Benchmarks · MAY 5, 2026
Claude Opus 4.7 leads Vals AI's Finance Agent benchmark at 64.4%; tops GDPval-AA
Anthropic's finance-tuned model debuted at the lab's May 5 invite-only briefing in New York. The two benchmark headlines come with the usual caveats — and one new variable for the benchmarks desk to track.
Anthropic on May 5, at its invite-only financial-services briefing in New York, debuted Claude Opus 4.7 and disclosed two benchmark headlines that anchor the new model's launch positioning. Opus 4.7 currently leads Vals AI's Finance Agent benchmark at 64.4% and tops the GDPval-AA evaluation for economically valuable knowledge work.
The two numbers are, in 2026, the most relevant frontier-benchmarks for a finance-tuned model release.
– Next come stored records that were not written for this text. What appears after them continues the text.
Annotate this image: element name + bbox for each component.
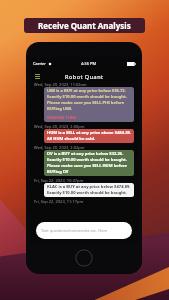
staticText: Exactly $10.00 worth should be bought. <box>47 94 127 100</box>
staticText: Fri, Sep 22, 2023, 11:17pm <box>34 199 84 204</box>
staticText: USB is a BUY at any price below $36.72. <box>47 88 126 94</box>
staticText: Please make sure you SELL HUM before <box>47 163 128 169</box>
button[interactable]: Receive Quant Analysis <box>24 18 145 33</box>
staticText: KLAC is a BUY at any price below $474.89… <box>47 184 131 190</box>
staticText: Exactly $10.00 worth should be bought. <box>47 157 127 163</box>
button[interactable]: Home <box>75 249 93 267</box>
staticText: Text questions/comments etc. Here <box>41 228 108 233</box>
staticText: BUYing USB. <box>47 106 73 112</box>
staticText: HUM is a SELL at any price above $484.38… <box>47 130 131 136</box>
staticText: Receive Quant Analysis <box>38 20 131 31</box>
staticText: Carrier <box>33 61 47 66</box>
button[interactable]: Menu <box>33 72 41 80</box>
staticText: Exactly $10.00 worth should be bought. <box>47 190 127 196</box>
staticText: Please make sure you SELL PHI before <box>47 100 125 106</box>
staticText: Wed, Sep 20, 2023, 11:02am <box>34 82 87 87</box>
staticText: Wed, Sep 20, 2023, 2:00pm <box>34 124 85 129</box>
staticText: Fri, Sep 22, 2023, 10:47pm <box>34 178 84 183</box>
button[interactable]: KLAC is a BUY at any price below $474.89… <box>44 183 134 197</box>
button[interactable]: USB is a BUY at any price below $36.72. <box>44 87 134 122</box>
button[interactable]: DV is a BUY at any price below $32.26. <box>44 150 134 176</box>
staticText: [IGNORE THIS] <box>47 115 77 121</box>
staticText: BUYing DV <box>47 169 69 175</box>
staticText: Wed, Sep 20, 2023, 2:02pm <box>34 145 85 150</box>
staticText: All HUM should be sold. <box>47 136 95 142</box>
staticText: Robot Quant <box>65 73 104 80</box>
staticText: DV is a BUY at any price below $32.26. <box>47 151 124 157</box>
button[interactable]: HUM is a SELL at any price above $484.38… <box>44 129 134 143</box>
staticText: 4:36 PM <box>81 61 97 66</box>
button[interactable]: Text questions/comments etc. Here <box>36 222 132 239</box>
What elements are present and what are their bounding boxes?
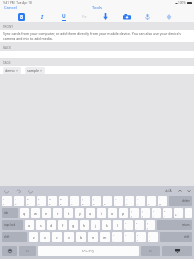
button[interactable]: f — [58, 220, 67, 230]
button[interactable]: Tab — [2, 208, 18, 218]
button[interactable]: o — [108, 208, 117, 218]
button[interactable]: s — [36, 220, 45, 230]
button[interactable]: e — [42, 208, 51, 218]
staticText: 3 — [27, 202, 29, 205]
button[interactable]: Camera — [116, 11, 137, 22]
button[interactable]: ! — [2, 196, 12, 206]
button[interactable]: + — [124, 220, 133, 230]
staticText: i — [101, 211, 102, 216]
staticText: return — [182, 223, 190, 227]
button[interactable]: { — [130, 208, 139, 218]
staticText: % — [49, 197, 52, 200]
button[interactable]: Bold — [11, 11, 32, 22]
button[interactable]: ) — [92, 196, 101, 206]
button[interactable]: Caps lock — [2, 220, 23, 230]
button[interactable]: Italic — [32, 11, 53, 22]
button[interactable]: Shift — [160, 232, 192, 242]
button[interactable]: b — [76, 232, 86, 242]
button[interactable]: Revert — [27, 188, 33, 194]
staticText: m — [103, 235, 107, 240]
button[interactable]: Shift — [2, 232, 27, 242]
button[interactable]: $ — [37, 196, 46, 206]
staticText: 5 — [49, 202, 51, 205]
button[interactable]: d — [47, 220, 56, 230]
button[interactable]: demo — [3, 67, 21, 74]
button[interactable]: | — [136, 196, 145, 206]
staticText: Cancel — [4, 5, 17, 11]
button[interactable]: a — [25, 220, 34, 230]
button[interactable]: ¥ — [147, 196, 156, 206]
button[interactable]: Previous field — [177, 188, 183, 194]
button[interactable]: Convert — [141, 246, 160, 256]
button[interactable]: ( — [81, 196, 90, 206]
button[interactable]: Clear formatting — [74, 11, 95, 22]
staticText: shift — [184, 235, 190, 239]
button[interactable]: _ — [148, 232, 158, 242]
button[interactable]: Redo — [15, 188, 21, 194]
button[interactable]: & — [59, 196, 68, 206]
button[interactable]: * — [135, 220, 144, 230]
staticText: TAGS — [3, 61, 11, 65]
button[interactable]: " — [14, 196, 24, 206]
button[interactable]: } — [146, 220, 155, 230]
button[interactable]: Cancel — [0, 5, 21, 11]
button[interactable]: i — [97, 208, 106, 218]
button[interactable]: j — [91, 220, 100, 230]
button[interactable]: n — [88, 232, 98, 242]
staticText: { — [131, 209, 132, 212]
button[interactable]: r — [53, 208, 62, 218]
staticText: q — [23, 211, 26, 216]
staticText: ~ — [126, 197, 128, 200]
button[interactable]: * — [163, 208, 172, 218]
button[interactable]: + — [152, 208, 161, 218]
button[interactable]: t — [64, 208, 73, 218]
button[interactable]: 0 — [103, 196, 112, 206]
button[interactable]: u — [86, 208, 95, 218]
button[interactable] — [185, 208, 192, 218]
staticText: delete — [182, 199, 190, 203]
button[interactable]: m — [100, 232, 110, 242]
button[interactable]: Next field — [186, 188, 192, 194]
button[interactable]: w — [31, 208, 40, 218]
staticText: ¥ — [148, 202, 150, 205]
button[interactable]: ひらがな — [38, 246, 139, 256]
button[interactable]: Record audio — [137, 11, 158, 22]
button[interactable]: Tools — [88, 5, 106, 11]
button[interactable]: sample — [25, 67, 45, 74]
button[interactable]: Undo — [3, 188, 9, 194]
button[interactable]: p — [119, 208, 128, 218]
button[interactable]: v — [64, 232, 74, 242]
button[interactable]: c — [52, 232, 62, 242]
button[interactable]: Hide keyboard — [162, 246, 192, 256]
button[interactable]: # — [26, 196, 35, 206]
button[interactable]: Emoji — [2, 246, 17, 256]
button[interactable]: Draw — [158, 11, 179, 22]
button[interactable]: l — [113, 220, 122, 230]
button[interactable]: Attach — [95, 11, 116, 22]
button[interactable]: > — [124, 232, 134, 242]
staticText: tab — [4, 211, 8, 215]
button[interactable]: ? — [136, 232, 146, 242]
staticText: 8 — [82, 202, 84, 205]
button[interactable]: z — [29, 232, 38, 242]
button[interactable]: ` — [158, 196, 167, 206]
button[interactable]: む — [174, 208, 183, 218]
button[interactable]: ' — [70, 196, 79, 206]
button[interactable]: x — [40, 232, 50, 242]
staticText: BACK — [3, 46, 11, 50]
button[interactable]: } — [141, 208, 150, 218]
button[interactable]: k — [102, 220, 111, 230]
button[interactable]: < — [112, 232, 122, 242]
button[interactable]: g — [69, 220, 78, 230]
button[interactable]: Underline — [53, 11, 74, 22]
button[interactable]: q — [20, 208, 29, 218]
button[interactable]: % — [48, 196, 57, 206]
button[interactable]: h — [80, 220, 89, 230]
button[interactable]: ~ — [125, 196, 134, 206]
button[interactable]: Delete — [169, 196, 192, 206]
button[interactable]: y — [75, 208, 84, 218]
button[interactable]: Return — [157, 220, 192, 230]
button[interactable]: = — [114, 196, 123, 206]
button[interactable]: Switch input — [19, 246, 36, 256]
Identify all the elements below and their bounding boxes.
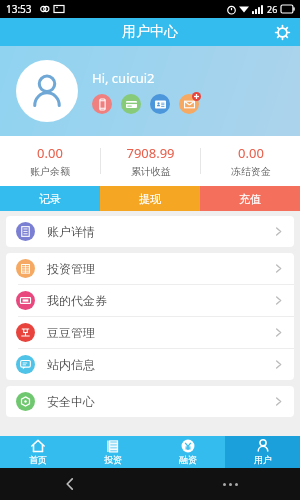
button[interactable]: Avatar	[16, 60, 78, 122]
staticText: 冻结资金	[231, 165, 271, 178]
button[interactable]: Settings	[271, 21, 293, 43]
staticText: 13:53	[6, 2, 32, 16]
staticText: 用户中心	[122, 23, 178, 41]
button[interactable]: 用户	[225, 436, 300, 468]
button[interactable]: 豆豆管理	[6, 317, 294, 348]
button[interactable]: 投资	[75, 436, 150, 468]
button[interactable]: Phone	[92, 94, 112, 114]
staticText: 投资管理	[47, 261, 95, 276]
button[interactable]: 7908.99	[101, 144, 200, 178]
button[interactable]: 提现	[100, 186, 200, 211]
staticText: 充值	[239, 192, 261, 206]
staticText: 记录	[39, 192, 61, 206]
staticText: 安全中心	[47, 394, 95, 409]
button[interactable]: 安全中心	[6, 386, 294, 417]
staticText: 26	[267, 3, 278, 15]
button[interactable]: 0.00	[0, 144, 100, 178]
staticText: 0.00	[37, 144, 63, 162]
staticText: 账户详情	[47, 224, 95, 239]
staticText: 首页	[29, 454, 47, 465]
button[interactable]: Bank card	[121, 94, 141, 114]
button[interactable]: Email	[179, 94, 199, 114]
staticText: 我的代金券	[47, 293, 107, 308]
staticText: 融资	[179, 454, 197, 465]
button[interactable]: 首页	[0, 436, 75, 468]
button[interactable]: 充值	[200, 186, 300, 211]
staticText: 站内信息	[47, 357, 95, 372]
staticText: 0.00	[238, 144, 264, 162]
button[interactable]: 记录	[0, 186, 100, 211]
staticText: 用户	[254, 454, 272, 465]
button[interactable]: 融资	[150, 436, 225, 468]
button[interactable]: ID card	[150, 94, 170, 114]
staticText: Hi, cuicui2	[92, 69, 155, 87]
staticText: 累计收益	[131, 165, 171, 178]
button[interactable]: 0.00	[201, 144, 300, 178]
button[interactable]: 账户详情	[6, 216, 294, 247]
button[interactable]: 投资管理	[6, 253, 294, 284]
staticText: 7908.99	[126, 144, 175, 162]
button[interactable]: 站内信息	[6, 349, 294, 380]
staticText: 提现	[139, 192, 161, 206]
button[interactable]: 我的代金券	[6, 285, 294, 316]
staticText: 豆豆管理	[47, 325, 95, 340]
staticText: 投资	[104, 454, 122, 465]
staticText: 账户余额	[30, 165, 70, 178]
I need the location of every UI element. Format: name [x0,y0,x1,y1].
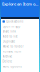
staticText: Share link [2,30,16,33]
staticText: Delete [2,60,12,63]
staticText: Add to list [2,35,18,38]
staticText: Move to folder [2,45,24,48]
staticText: Rename item [2,50,20,53]
staticText: Archive [2,55,12,58]
staticText: Open in app [2,25,20,28]
staticText: Explore an Item or Card [2,1,39,6]
staticText: Quick actions [6,20,23,23]
staticText: More options [2,65,22,68]
staticText: Duplicate [2,40,16,43]
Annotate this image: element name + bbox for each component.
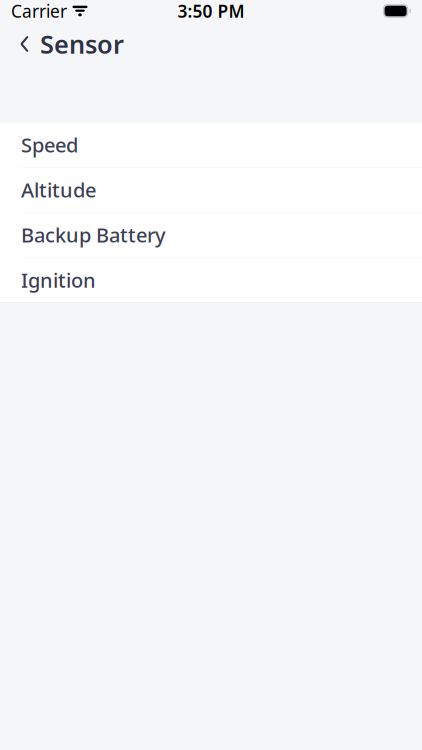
staticText: Sensor — [40, 27, 124, 61]
button[interactable]: Backup Battery — [0, 212, 422, 258]
staticText: 3:50 PM — [178, 0, 244, 22]
staticText: Backup Battery — [21, 222, 166, 248]
staticText: Carrier — [11, 0, 67, 22]
button[interactable]: Altitude — [0, 168, 422, 212]
button[interactable]: Speed — [0, 122, 422, 168]
button[interactable]: Back to Sensor — [0, 19, 134, 69]
button[interactable]: Ignition — [0, 258, 422, 302]
staticText: Altitude — [21, 176, 96, 203]
staticText: Ignition — [21, 267, 96, 293]
staticText: Speed — [21, 132, 78, 158]
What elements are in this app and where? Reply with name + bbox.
They are also, importantly, both relatively recent constructions — Vals AI's Finance Agent leaderboard was assembled to evaluate exactly this category of model, and GDPval-AA grew out of the broader GDPval line of evaluations that have gained traction over the past twelve months.
### The benchmark, in shape
Vals AI Finance Agent. The leaderboard evaluates frontier models on multi-step financial-analyst tasks: SEC filing analysis, ratio computation across statements, cross-period earnings comparisons, M&A scenario modeling, and structured-data parsing from filings. Models are scored on agentic completion of a full task chain, not on single-prompt accuracy.
GDPval-AA. A separate but adjacent line of evaluation focused on tasks that map to economic value in real-world work — the eval is constructed to test the model's behavior in contexts where the operator cost of getting it wrong is non-trivial.
### What 64.4% means
The Vals AI score of 64.4% means Opus 4.7 successfully completes ~64% of the benchmark's task chains end-to-end. The score is well clear of the prior-generation Anthropic and competing-lab models on the same leaderboard, but the floor on the benchmark is higher than most prior-generation finance evals — easier tasks have been deliberately filtered out as models have improved.
### What we don't have
- Per-task-category breakdowns inside the 64.4% headline (which task types Opus 4.7 wins and which it doesn't).
- Public comparison points for GPT-5.5 Instant, GPT-5.5 Pro, or Gemini 3.5 Pro on the same Vals AI tasks at launch — those models have not been formally submitted to the leaderboard yet.
- The version of Opus 4.7 used for the benchmark — whether the public API version exactly matches the benchmark configuration is not stated.
### The customer signal
The benchmark headline ships alongside a deployment headline: Anthropic disclosed JPMorgan Chase, Goldman Sachs, Citi, AIG, and Visa as Claude users in production. The deployment claims are, in operator-impact terms, the more load-bearing signal — but the benchmark gives the benchmarks desk something to actually replicate.
The right next move for any benchmarks-focused operator is to run an internal version of the Vals AI Finance Agent task set against the public Opus 4.7 endpoint and compare to the launch headline. If the reproduced score is meaningfully below 64.4%, the launch number is a configuration claim, not a portable benchmark.